LA VIGNETTA – scelta dalla “bottega” – è di Mauro Biani.
Magica …ma non abbastanza da trasformare luoghi di lavoro…artefatti o fatti ad arte ? …nel viaggio del tutto comunica…anche la non carta igienica ha il suo valore e il maleficio di non esserci mai accompagnata da gesso e tutto il resto che necessita ma non c’ è in una professione che, oltre a non avere il giusto valore non abbisogna di nessuno strumento, neanche il cesso. Amen!
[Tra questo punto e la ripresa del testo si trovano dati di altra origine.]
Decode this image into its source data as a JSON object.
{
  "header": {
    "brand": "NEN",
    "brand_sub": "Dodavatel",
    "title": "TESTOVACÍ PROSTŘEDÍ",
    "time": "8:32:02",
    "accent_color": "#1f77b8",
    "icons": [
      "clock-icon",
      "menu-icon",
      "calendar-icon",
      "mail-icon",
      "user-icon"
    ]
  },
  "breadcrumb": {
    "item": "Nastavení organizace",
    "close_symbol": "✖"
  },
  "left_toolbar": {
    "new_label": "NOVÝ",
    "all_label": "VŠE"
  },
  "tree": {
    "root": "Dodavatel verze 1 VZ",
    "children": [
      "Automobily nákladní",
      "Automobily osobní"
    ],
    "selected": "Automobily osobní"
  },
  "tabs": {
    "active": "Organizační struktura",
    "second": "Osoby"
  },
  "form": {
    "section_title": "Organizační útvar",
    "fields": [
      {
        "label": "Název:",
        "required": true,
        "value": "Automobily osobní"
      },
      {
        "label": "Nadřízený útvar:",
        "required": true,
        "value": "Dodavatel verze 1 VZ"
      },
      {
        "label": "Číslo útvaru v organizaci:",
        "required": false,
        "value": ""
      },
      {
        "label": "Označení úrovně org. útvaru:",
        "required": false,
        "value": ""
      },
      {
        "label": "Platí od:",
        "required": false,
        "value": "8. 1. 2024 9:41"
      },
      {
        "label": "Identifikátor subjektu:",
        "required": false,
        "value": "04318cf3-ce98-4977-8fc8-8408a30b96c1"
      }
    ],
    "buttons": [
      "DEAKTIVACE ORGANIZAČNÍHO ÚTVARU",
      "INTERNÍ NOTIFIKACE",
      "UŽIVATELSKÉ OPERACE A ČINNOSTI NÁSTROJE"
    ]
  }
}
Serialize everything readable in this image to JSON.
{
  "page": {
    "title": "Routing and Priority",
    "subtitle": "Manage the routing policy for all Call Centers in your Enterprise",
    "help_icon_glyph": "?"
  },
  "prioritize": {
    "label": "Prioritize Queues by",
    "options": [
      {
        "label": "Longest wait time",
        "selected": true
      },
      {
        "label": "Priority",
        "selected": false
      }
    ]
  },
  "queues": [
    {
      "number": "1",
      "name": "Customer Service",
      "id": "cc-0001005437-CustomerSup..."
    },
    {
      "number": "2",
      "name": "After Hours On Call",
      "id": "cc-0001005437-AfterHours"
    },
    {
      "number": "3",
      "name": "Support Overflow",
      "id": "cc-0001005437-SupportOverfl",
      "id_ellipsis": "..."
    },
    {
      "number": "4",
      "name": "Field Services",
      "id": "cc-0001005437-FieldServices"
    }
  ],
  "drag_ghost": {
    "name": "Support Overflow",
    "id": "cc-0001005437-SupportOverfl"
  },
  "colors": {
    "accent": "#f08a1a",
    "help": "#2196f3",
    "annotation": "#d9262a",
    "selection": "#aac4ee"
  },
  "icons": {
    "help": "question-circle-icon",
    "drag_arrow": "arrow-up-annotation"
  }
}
Non sono d’accordo con Daniela Pia. Ho iniziato la mia esperienza di insegnante in Lombardia, dove ho vissuto per cinque anni, insegnando tra Tecnici e Professionali . Ho sempre trovato scuole adeguate per attrezzature e pulizia. Il mio rientro al Sud nei primi anni ’90 fu traumatico. La prima scuola da trasferito corrispondeva alla descrizione fatta oggi dalla collega, anche se c’è da dire che era la struttura fatiscente che non consentiva miglioramenti di sorta. D’altra parte eravamo nella ” peggiore” regione d’Italia, la Calabria. Cosa aspettarsi di diverso? Negli anni successivi mi sono mosso un po’ in tutta la provincia, approdando infine in un cosiddetto prestigioso liceo di Cosenza. La crema per le mani in bagno non l’ho mai trovata, e in altre scuole della mia regione ho trovato situazioni pur peggiori di quelle descritte da Daniela Pia, tuttavia – e non voglio assolutamente dar ragione a Bussetti – ho incontrato Dirigenti e docenti, nonché amministratori pubblici, che avevano e hanno a cuore la propria scuola. Se hanno carattere e motivazioni forti nessun edificio scolastico potrà mai ridursi come quello nelle foto. E in Calabria ho trovato anche buone scuole. C’è possibilità di trovare la Svezia anche nel profondo Sud. Ognuno, però, deve fare la sua parte. Senza piangersi sempre addosso.
Luigi Pedretti, mi scusi su cosa non è d’accordo? Sul tono sarcastico che ho usato o sulle foto che testimoniano la mia realtà. Non mi piango addosso, mai, denuncio se posso affinché qualcosa possa cambiare. Gioisco per Lei per le sue esperienze positive , la Svezia nel profondo sud, beato.